I pushed the money over to him with my foot.
The guy opened the lead-lined bag just enough to get the head of the device past the lead lining and waited for a few moments. The device made a pleasant ringing sound and the man put the device away.
He nodded. “That’s it.”
“Did you bring what was promised to me?”
“Yes,” he said.
“Show it to me.”
He stooped down and unzipped the black bag at his feet. He tilted the bag on its side so I could make out the pile of hundred-dollar bills inside. They were the old-style hundreds too. These bills had the large oval image of Benjamin Franklin on the front but no holographic security strip down the center. The straps were held together with rubber bands and paper clips instead of paper, so I knew they weren’t fresh from a bank. They’d be perfect for making a getaway, but I needed to be sure they were clean first.
“Take out a strap third from the top,” I said.
The man with the duffel gave me a look, then complied. He moved the top stacks aside, took a strap from the center of the bag and held it up for me to see the hundred-dollar bills on the top and bottom. He flipped through the strap so I could see the ink on every bill. This proved that the money pack wasn’t packed with blank filler paper.
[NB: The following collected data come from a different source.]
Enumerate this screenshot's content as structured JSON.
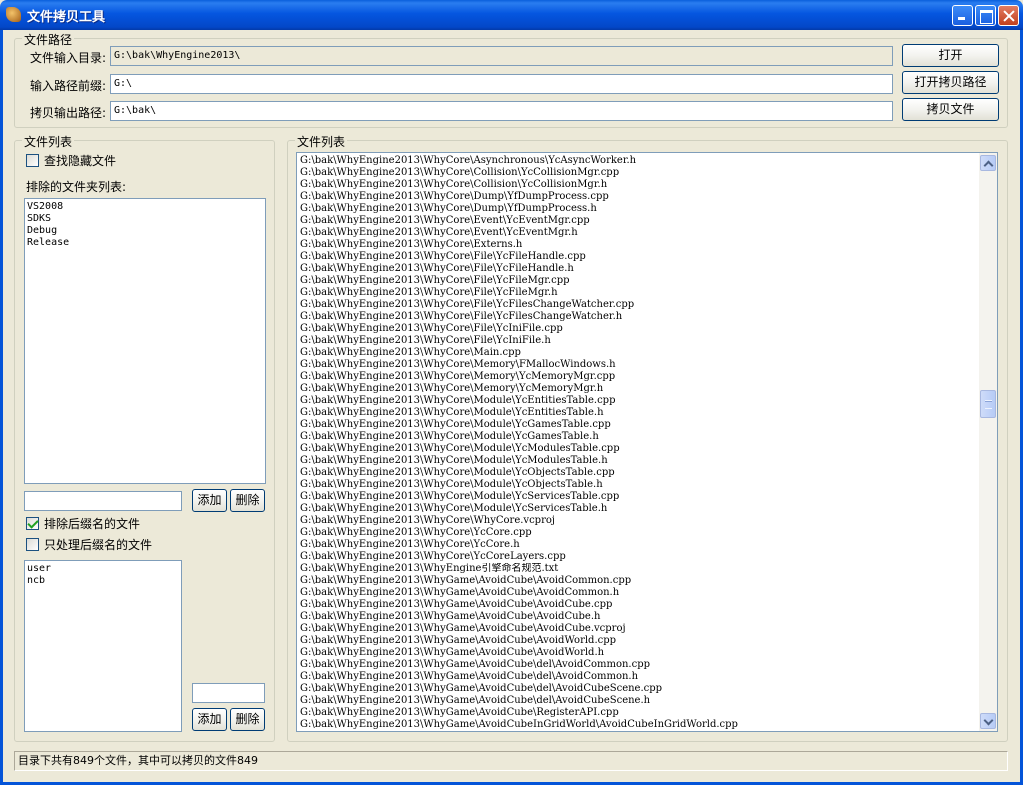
{
  "window": {
    "title": "文件拷贝工具"
  },
  "paths": {
    "legend": "文件路径",
    "input_dir_label": "文件输入目录:",
    "input_dir_value": "G:\\bak\\WhyEngine2013\\",
    "prefix_label": "输入路径前缀:",
    "prefix_value": "G:\\",
    "output_label": "拷贝输出路径:",
    "output_value": "G:\\bak\\",
    "open_button": "打开",
    "open_copy_path_button": "打开拷贝路径",
    "copy_files_button": "拷贝文件"
  },
  "left_panel": {
    "legend": "文件列表",
    "find_hidden_label": "查找隐藏文件",
    "find_hidden_checked": false,
    "excluded_folders_label": "排除的文件夹列表:",
    "excluded_folders": [
      "VS2008",
      "SDKS",
      "Debug",
      "Release"
    ],
    "folder_input_value": "",
    "add_button": "添加",
    "delete_button": "删除",
    "exclude_suffix_label": "排除后缀名的文件",
    "exclude_suffix_checked": true,
    "only_suffix_label": "只处理后缀名的文件",
    "only_suffix_checked": false,
    "suffixes": [
      "user",
      "ncb"
    ],
    "suffix_input_value": "",
    "add_button_2": "添加",
    "delete_button_2": "删除"
  },
  "right_panel": {
    "legend": "文件列表",
    "files": [
      "G:\\bak\\WhyEngine2013\\WhyCore\\Asynchronous\\YcAsyncWorker.h",
      "G:\\bak\\WhyEngine2013\\WhyCore\\Collision\\YcCollisionMgr.cpp",
      "G:\\bak\\WhyEngine2013\\WhyCore\\Collision\\YcCollisionMgr.h",
      "G:\\bak\\WhyEngine2013\\WhyCore\\Dump\\YfDumpProcess.cpp",
      "G:\\bak\\WhyEngine2013\\WhyCore\\Dump\\YfDumpProcess.h",
      "G:\\bak\\WhyEngine2013\\WhyCore\\Event\\YcEventMgr.cpp",
      "G:\\bak\\WhyEngine2013\\WhyCore\\Event\\YcEventMgr.h",
      "G:\\bak\\WhyEngine2013\\WhyCore\\Externs.h",
      "G:\\bak\\WhyEngine2013\\WhyCore\\File\\YcFileHandle.cpp",
      "G:\\bak\\WhyEngine2013\\WhyCore\\File\\YcFileHandle.h",
      "G:\\bak\\WhyEngine2013\\WhyCore\\File\\YcFileMgr.cpp",
      "G:\\bak\\WhyEngine2013\\WhyCore\\File\\YcFileMgr.h",
      "G:\\bak\\WhyEngine2013\\WhyCore\\File\\YcFilesChangeWatcher.cpp",
      "G:\\bak\\WhyEngine2013\\WhyCore\\File\\YcFilesChangeWatcher.h",
      "G:\\bak\\WhyEngine2013\\WhyCore\\File\\YcIniFile.cpp",
      "G:\\bak\\WhyEngine2013\\WhyCore\\File\\YcIniFile.h",
      "G:\\bak\\WhyEngine2013\\WhyCore\\Main.cpp",
      "G:\\bak\\WhyEngine2013\\WhyCore\\Memory\\FMallocWindows.h",
      "G:\\bak\\WhyEngine2013\\WhyCore\\Memory\\YcMemoryMgr.cpp",
      "G:\\bak\\WhyEngine2013\\WhyCore\\Memory\\YcMemoryMgr.h",
      "G:\\bak\\WhyEngine2013\\WhyCore\\Module\\YcEntitiesTable.cpp",
      "G:\\bak\\WhyEngine2013\\WhyCore\\Module\\YcEntitiesTable.h",
      "G:\\bak\\WhyEngine2013\\WhyCore\\Module\\YcGamesTable.cpp",
      "G:\\bak\\WhyEngine2013\\WhyCore\\Module\\YcGamesTable.h",
      "G:\\bak\\WhyEngine2013\\WhyCore\\Module\\YcModulesTable.cpp",
      "G:\\bak\\WhyEngine2013\\WhyCore\\Module\\YcModulesTable.h",
      "G:\\bak\\WhyEngine2013\\WhyCore\\Module\\YcObjectsTable.cpp",
      "G:\\bak\\WhyEngine2013\\WhyCore\\Module\\YcObjectsTable.h",
      "G:\\bak\\WhyEngine2013\\WhyCore\\Module\\YcServicesTable.cpp",
      "G:\\bak\\WhyEngine2013\\WhyCore\\Module\\YcServicesTable.h",
      "G:\\bak\\WhyEngine2013\\WhyCore\\WhyCore.vcproj",
      "G:\\bak\\WhyEngine2013\\WhyCore\\YcCore.cpp",
      "G:\\bak\\WhyEngine2013\\WhyCore\\YcCore.h",
      "G:\\bak\\WhyEngine2013\\WhyCore\\YcCoreLayers.cpp",
      "G:\\bak\\WhyEngine2013\\WhyEngine引擎命名规范.txt",
      "G:\\bak\\WhyEngine2013\\WhyGame\\AvoidCube\\AvoidCommon.cpp",
      "G:\\bak\\WhyEngine2013\\WhyGame\\AvoidCube\\AvoidCommon.h",
      "G:\\bak\\WhyEngine2013\\WhyGame\\AvoidCube\\AvoidCube.cpp",
      "G:\\bak\\WhyEngine2013\\WhyGame\\AvoidCube\\AvoidCube.h",
      "G:\\bak\\WhyEngine2013\\WhyGame\\AvoidCube\\AvoidCube.vcproj",
      "G:\\bak\\WhyEngine2013\\WhyGame\\AvoidCube\\AvoidWorld.cpp",
      "G:\\bak\\WhyEngine2013\\WhyGame\\AvoidCube\\AvoidWorld.h",
      "G:\\bak\\WhyEngine2013\\WhyGame\\AvoidCube\\del\\AvoidCommon.cpp",
      "G:\\bak\\WhyEngine2013\\WhyGame\\AvoidCube\\del\\AvoidCommon.h",
      "G:\\bak\\WhyEngine2013\\WhyGame\\AvoidCube\\del\\AvoidCubeScene.cpp",
      "G:\\bak\\WhyEngine2013\\WhyGame\\AvoidCube\\del\\AvoidCubeScene.h",
      "G:\\bak\\WhyEngine2013\\WhyGame\\AvoidCube\\RegisterAPI.cpp",
      "G:\\bak\\WhyEngine2013\\WhyGame\\AvoidCubeInGridWorld\\AvoidCubeInGridWorld.cpp"
    ]
  },
  "status": {
    "text": "目录下共有849个文件，其中可以拷贝的文件849"
  }
}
All fifteen ten-grand straps were hundreds.
“Take off the rubber band,” I said. “Fan out the bills. Let me take a closer look.”
The man with the duffel stripped off the rubber band holding the cash together and fanned out the money between his palms. He made sure I could see the markings on each bill in the pile. All hundreds. I could see the serial numbers printed to the side of the portrait. They had different letter headings, which means they were from different Federal Reserve branches. Nonconsecutive. I could even make out the faint ghost of the watermark to the far right. I nodded. The money was okay.
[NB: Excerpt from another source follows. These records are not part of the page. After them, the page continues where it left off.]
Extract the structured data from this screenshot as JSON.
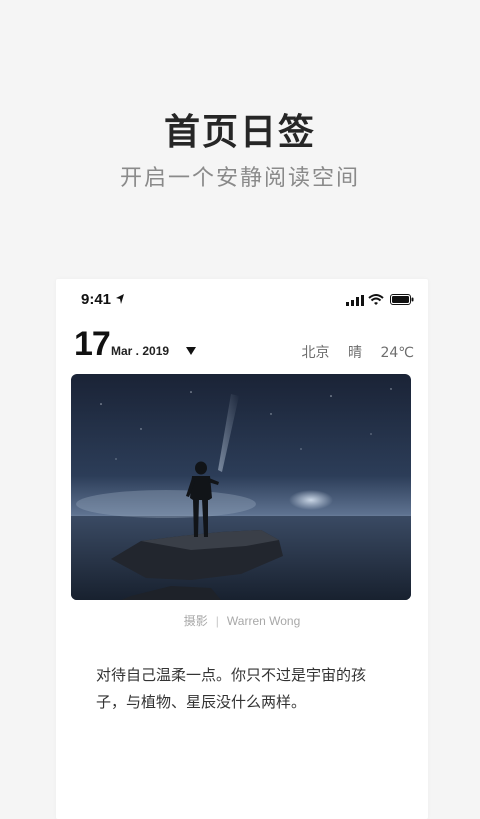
{
  "promo": {
    "title": "首页日签",
    "subtitle": "开启一个安静阅读空间"
  },
  "status_bar": {
    "time": "9:41",
    "icons": [
      "location-arrow-icon",
      "signal-icon",
      "wifi-icon",
      "battery-icon"
    ]
  },
  "date": {
    "day": "17",
    "month_year": "Mar . 2019"
  },
  "weather": {
    "city": "北京",
    "condition": "晴",
    "temperature": "24℃"
  },
  "photo": {
    "credit_label": "摄影",
    "separator": "|",
    "photographer": "Warren Wong"
  },
  "quote": {
    "text": "对待自己温柔一点。你只不过是宇宙的孩子，与植物、星辰没什么两样。"
  },
  "colors": {
    "background": "#f5f5f5",
    "card": "#ffffff",
    "title": "#262626",
    "subtitle": "#8a8a8a",
    "night_sky": "#1c2a40"
  }
}
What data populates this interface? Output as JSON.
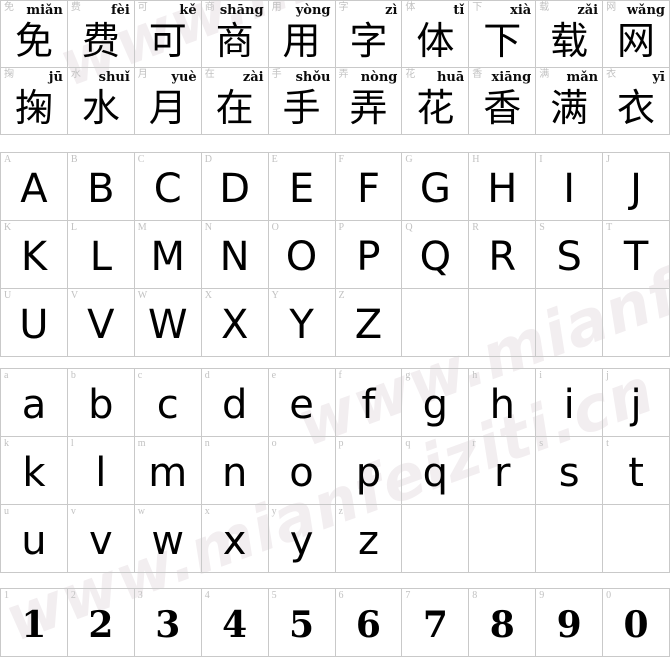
{
  "page": {
    "title": "Font specimen sheet",
    "background_color": "#ffffff",
    "grid_line_color": "#c9c9c9",
    "reference_label_color": "#c2c2c2",
    "glyph_color": "#000000",
    "watermark_color": "#f2eef0"
  },
  "watermarks": [
    {
      "text": "www.mianfeiziti.cn"
    },
    {
      "text": "www.mianfeiziti.cn"
    },
    {
      "text": "www.mianfeiziti.cn"
    }
  ],
  "cjk_section": {
    "rows": [
      [
        {
          "ref": "免",
          "pinyin": "miǎn",
          "glyph": "免"
        },
        {
          "ref": "费",
          "pinyin": "fèi",
          "glyph": "费"
        },
        {
          "ref": "可",
          "pinyin": "kě",
          "glyph": "可"
        },
        {
          "ref": "商",
          "pinyin": "shāng",
          "glyph": "商"
        },
        {
          "ref": "用",
          "pinyin": "yòng",
          "glyph": "用"
        },
        {
          "ref": "字",
          "pinyin": "zì",
          "glyph": "字"
        },
        {
          "ref": "体",
          "pinyin": "tǐ",
          "glyph": "体"
        },
        {
          "ref": "下",
          "pinyin": "xià",
          "glyph": "下"
        },
        {
          "ref": "载",
          "pinyin": "zǎi",
          "glyph": "载"
        },
        {
          "ref": "网",
          "pinyin": "wǎng",
          "glyph": "网"
        }
      ],
      [
        {
          "ref": "掬",
          "pinyin": "jū",
          "glyph": "掬"
        },
        {
          "ref": "水",
          "pinyin": "shuǐ",
          "glyph": "水"
        },
        {
          "ref": "月",
          "pinyin": "yuè",
          "glyph": "月"
        },
        {
          "ref": "在",
          "pinyin": "zài",
          "glyph": "在"
        },
        {
          "ref": "手",
          "pinyin": "shǒu",
          "glyph": "手"
        },
        {
          "ref": "弄",
          "pinyin": "nòng",
          "glyph": "弄"
        },
        {
          "ref": "花",
          "pinyin": "huā",
          "glyph": "花"
        },
        {
          "ref": "香",
          "pinyin": "xiāng",
          "glyph": "香"
        },
        {
          "ref": "满",
          "pinyin": "mǎn",
          "glyph": "满"
        },
        {
          "ref": "衣",
          "pinyin": "yī",
          "glyph": "衣"
        }
      ]
    ]
  },
  "uppercase_section": {
    "rows": [
      [
        {
          "ref": "A",
          "glyph": "A"
        },
        {
          "ref": "B",
          "glyph": "B"
        },
        {
          "ref": "C",
          "glyph": "C"
        },
        {
          "ref": "D",
          "glyph": "D"
        },
        {
          "ref": "E",
          "glyph": "E"
        },
        {
          "ref": "F",
          "glyph": "F"
        },
        {
          "ref": "G",
          "glyph": "G"
        },
        {
          "ref": "H",
          "glyph": "H"
        },
        {
          "ref": "I",
          "glyph": "I"
        },
        {
          "ref": "J",
          "glyph": "J"
        }
      ],
      [
        {
          "ref": "K",
          "glyph": "K"
        },
        {
          "ref": "L",
          "glyph": "L"
        },
        {
          "ref": "M",
          "glyph": "M"
        },
        {
          "ref": "N",
          "glyph": "N"
        },
        {
          "ref": "O",
          "glyph": "O"
        },
        {
          "ref": "P",
          "glyph": "P"
        },
        {
          "ref": "Q",
          "glyph": "Q"
        },
        {
          "ref": "R",
          "glyph": "R"
        },
        {
          "ref": "S",
          "glyph": "S"
        },
        {
          "ref": "T",
          "glyph": "T"
        }
      ],
      [
        {
          "ref": "U",
          "glyph": "U"
        },
        {
          "ref": "V",
          "glyph": "V"
        },
        {
          "ref": "W",
          "glyph": "W"
        },
        {
          "ref": "X",
          "glyph": "X"
        },
        {
          "ref": "Y",
          "glyph": "Y"
        },
        {
          "ref": "Z",
          "glyph": "Z"
        },
        {
          "ref": "",
          "glyph": ""
        },
        {
          "ref": "",
          "glyph": ""
        },
        {
          "ref": "",
          "glyph": ""
        },
        {
          "ref": "",
          "glyph": ""
        }
      ]
    ]
  },
  "lowercase_section": {
    "rows": [
      [
        {
          "ref": "a",
          "glyph": "a"
        },
        {
          "ref": "b",
          "glyph": "b"
        },
        {
          "ref": "c",
          "glyph": "c"
        },
        {
          "ref": "d",
          "glyph": "d"
        },
        {
          "ref": "e",
          "glyph": "e"
        },
        {
          "ref": "f",
          "glyph": "f"
        },
        {
          "ref": "g",
          "glyph": "g"
        },
        {
          "ref": "h",
          "glyph": "h"
        },
        {
          "ref": "i",
          "glyph": "i"
        },
        {
          "ref": "j",
          "glyph": "j"
        }
      ],
      [
        {
          "ref": "k",
          "glyph": "k"
        },
        {
          "ref": "l",
          "glyph": "l"
        },
        {
          "ref": "m",
          "glyph": "m"
        },
        {
          "ref": "n",
          "glyph": "n"
        },
        {
          "ref": "o",
          "glyph": "o"
        },
        {
          "ref": "p",
          "glyph": "p"
        },
        {
          "ref": "q",
          "glyph": "q"
        },
        {
          "ref": "r",
          "glyph": "r"
        },
        {
          "ref": "s",
          "glyph": "s"
        },
        {
          "ref": "t",
          "glyph": "t"
        }
      ],
      [
        {
          "ref": "u",
          "glyph": "u"
        },
        {
          "ref": "v",
          "glyph": "v"
        },
        {
          "ref": "w",
          "glyph": "w"
        },
        {
          "ref": "x",
          "glyph": "x"
        },
        {
          "ref": "y",
          "glyph": "y"
        },
        {
          "ref": "z",
          "glyph": "z"
        },
        {
          "ref": "",
          "glyph": ""
        },
        {
          "ref": "",
          "glyph": ""
        },
        {
          "ref": "",
          "glyph": ""
        },
        {
          "ref": "",
          "glyph": ""
        }
      ]
    ]
  },
  "digits_section": {
    "rows": [
      [
        {
          "ref": "1",
          "glyph": "1"
        },
        {
          "ref": "2",
          "glyph": "2"
        },
        {
          "ref": "3",
          "glyph": "3"
        },
        {
          "ref": "4",
          "glyph": "4"
        },
        {
          "ref": "5",
          "glyph": "5"
        },
        {
          "ref": "6",
          "glyph": "6"
        },
        {
          "ref": "7",
          "glyph": "7"
        },
        {
          "ref": "8",
          "glyph": "8"
        },
        {
          "ref": "9",
          "glyph": "9"
        },
        {
          "ref": "0",
          "glyph": "0"
        }
      ]
    ]
  }
}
“Zip it up,” I said. “Slide it over to me with your foot.”
The man zipped up the money. He picked up the duffel bag and started to carry it over, but I stopped him.
“With your foot,” I said.
He stopped and put the bag down. The man with the Beretta moved slowly to the right until he was just at the edge of my peripheral vision. I couldn’t pay attention to both of them at once, so I took a step back to get a wider view. I kept the gun pointed at the man with the Beretta, but the other guy was now too close. I thought for a moment that things might get violent, but then the man with the money slid the bag along the marble until it stopped short next to my shoes.
“Another thing,” I said. “I’ve got something that belongs to the Wolf in the trunk of my car. It’s the Bentley on the fourth floor of the parking garage. You should check it out when you get a chance.”
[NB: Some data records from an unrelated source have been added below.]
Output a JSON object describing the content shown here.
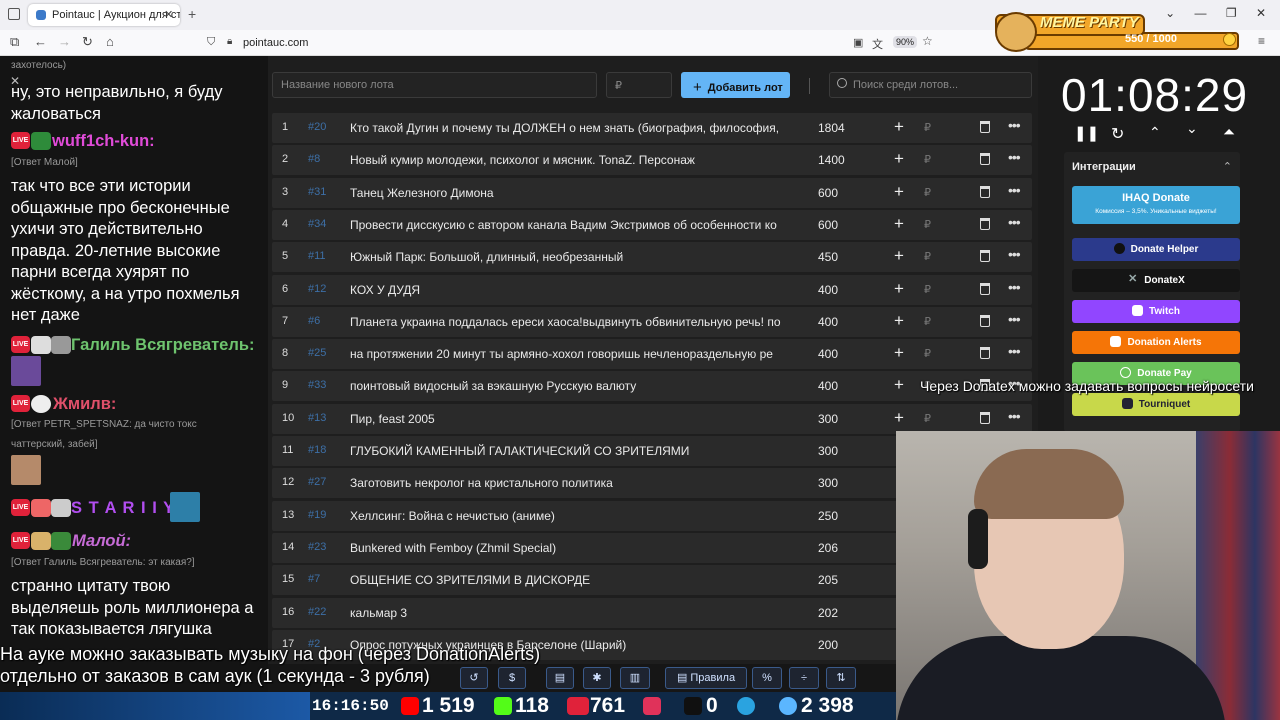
{
  "browser": {
    "tab_title": "Pointauc | Аукцион для стриме",
    "url": "pointauc.com",
    "zoom": "90%"
  },
  "meme_party": {
    "title": "MEME PARTY",
    "progress": "550 / 1000"
  },
  "chat": {
    "m0_tail": "захотелось)",
    "m0_text": "ну, это неправильно, я буду жаловаться",
    "u1": "wuff1ch-kun:",
    "u1_reply": "[Ответ Малой]",
    "u1_text": "так что все эти истории общажные про бесконечные ухичи это действительно правда. 20-летние высокие парни всегда хуярят по жёсткому, а на утро похмелья нет даже",
    "u2": "Галиль Всягреватель:",
    "u3": "Жмилв:",
    "u3_reply": "[Ответ PETR_SPETSNAZ: да чисто токс чаттерский, забей]",
    "u4": "S T A R I I Y:",
    "u5": "Малой:",
    "u5_reply": "[Ответ Галиль Всягреватель: эт какая?]",
    "u5_text": "странно цитату твою выделяешь роль миллионера а так показывается лягушка"
  },
  "lotbar": {
    "name_placeholder": "Название нового лота",
    "amount_placeholder": "₽",
    "add_label": "Добавить лот",
    "search_placeholder": "Поиск среди лотов..."
  },
  "lots": [
    {
      "n": "1",
      "id": "#20",
      "name": "Кто такой Дугин и почему ты ДОЛЖЕН о нем знать (биография, философия,",
      "amount": "1804"
    },
    {
      "n": "2",
      "id": "#8",
      "name": "Новый кумир молодежи, психолог и мясник. TonaZ. Персонаж",
      "amount": "1400"
    },
    {
      "n": "3",
      "id": "#31",
      "name": "Танец Железного Димона",
      "amount": "600"
    },
    {
      "n": "4",
      "id": "#34",
      "name": "Провести дисскусию с автором канала Вадим Экстримов об особенности ко",
      "amount": "600"
    },
    {
      "n": "5",
      "id": "#11",
      "name": "Южный Парк: Большой, длинный, необрезанный",
      "amount": "450"
    },
    {
      "n": "6",
      "id": "#12",
      "name": "КОХ У ДУДЯ",
      "amount": "400"
    },
    {
      "n": "7",
      "id": "#6",
      "name": "Планета украина поддалась ереси хаоса!выдвинуть обвинительную речь! по",
      "amount": "400"
    },
    {
      "n": "8",
      "id": "#25",
      "name": "на протяжении 20 минут ты армяно-хохол говоришь нечленораздельную ре",
      "amount": "400"
    },
    {
      "n": "9",
      "id": "#33",
      "name": "поинтовый видосный за вэкашную Русскую валюту",
      "amount": "400"
    },
    {
      "n": "10",
      "id": "#13",
      "name": "Пир, feast 2005",
      "amount": "300"
    },
    {
      "n": "11",
      "id": "#18",
      "name": "ГЛУБОКИЙ КАМЕННЫЙ ГАЛАКТИЧЕСКИЙ СО ЗРИТЕЛЯМИ",
      "amount": "300"
    },
    {
      "n": "12",
      "id": "#27",
      "name": "Заготовить некролог на кристального политика",
      "amount": "300"
    },
    {
      "n": "13",
      "id": "#19",
      "name": "Хеллсинг: Война с нечистью (аниме)",
      "amount": "250"
    },
    {
      "n": "14",
      "id": "#23",
      "name": "Bunkered with Femboy (Zhmil Special)",
      "amount": "206"
    },
    {
      "n": "15",
      "id": "#7",
      "name": "ОБЩЕНИЕ СО ЗРИТЕЛЯМИ В ДИСКОРДЕ",
      "amount": "205"
    },
    {
      "n": "16",
      "id": "#22",
      "name": "кальмар 3",
      "amount": "202"
    },
    {
      "n": "17",
      "id": "#2",
      "name": "Опрос потужных украинцев в Барселоне (Шарий)",
      "amount": "200"
    }
  ],
  "timer": {
    "value": "01:08:29"
  },
  "integrations": {
    "title": "Интеграции",
    "ihaq_title": "IHAQ Donate",
    "ihaq_sub": "Комиссия – 3,5%. Уникальные виджеты!",
    "items": [
      "Donate Helper",
      "DonateX",
      "Twitch",
      "Donation Alerts",
      "Donate Pay",
      "Tourniquet"
    ]
  },
  "overlay": {
    "right_text": "Через Donatex можно задавать вопросы нейросети",
    "left_line1": "На ауке можно заказывать музыку на фон (через DonationAlerts)",
    "left_line2": "отдельно от заказов в сам аук (1 секунда - 3 рубля)"
  },
  "toolbar": {
    "rules_label": "Правила",
    "percent_label": "%"
  },
  "status": {
    "clock": "16:16:50",
    "youtube": "1 519",
    "kick": "118",
    "vk": "761",
    "rutube": "0",
    "viewers": "2 398"
  },
  "colors": {
    "ihaq": "#3aa3d6",
    "donate_helper": "#2b3a8c",
    "donatex": "#151515",
    "twitch": "#9146ff",
    "donation_alerts": "#f57507",
    "donate_pay": "#6ac35a",
    "tourniquet": "#c8d84a",
    "add_button": "#64b5f6"
  }
}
I very slowly got down on my haunches and picked up the duffel bag with my free hand. The man with the Beretta lowered his gun. I kicked the federal payload over and started backing away carefully toward the door. When I felt the handle against my back, I eased the door open behind me. A second later I was gone. Everything had gone well. It was a clean deal.
Except for the open cell phone line to Rebecca Blacker in my breast pocket.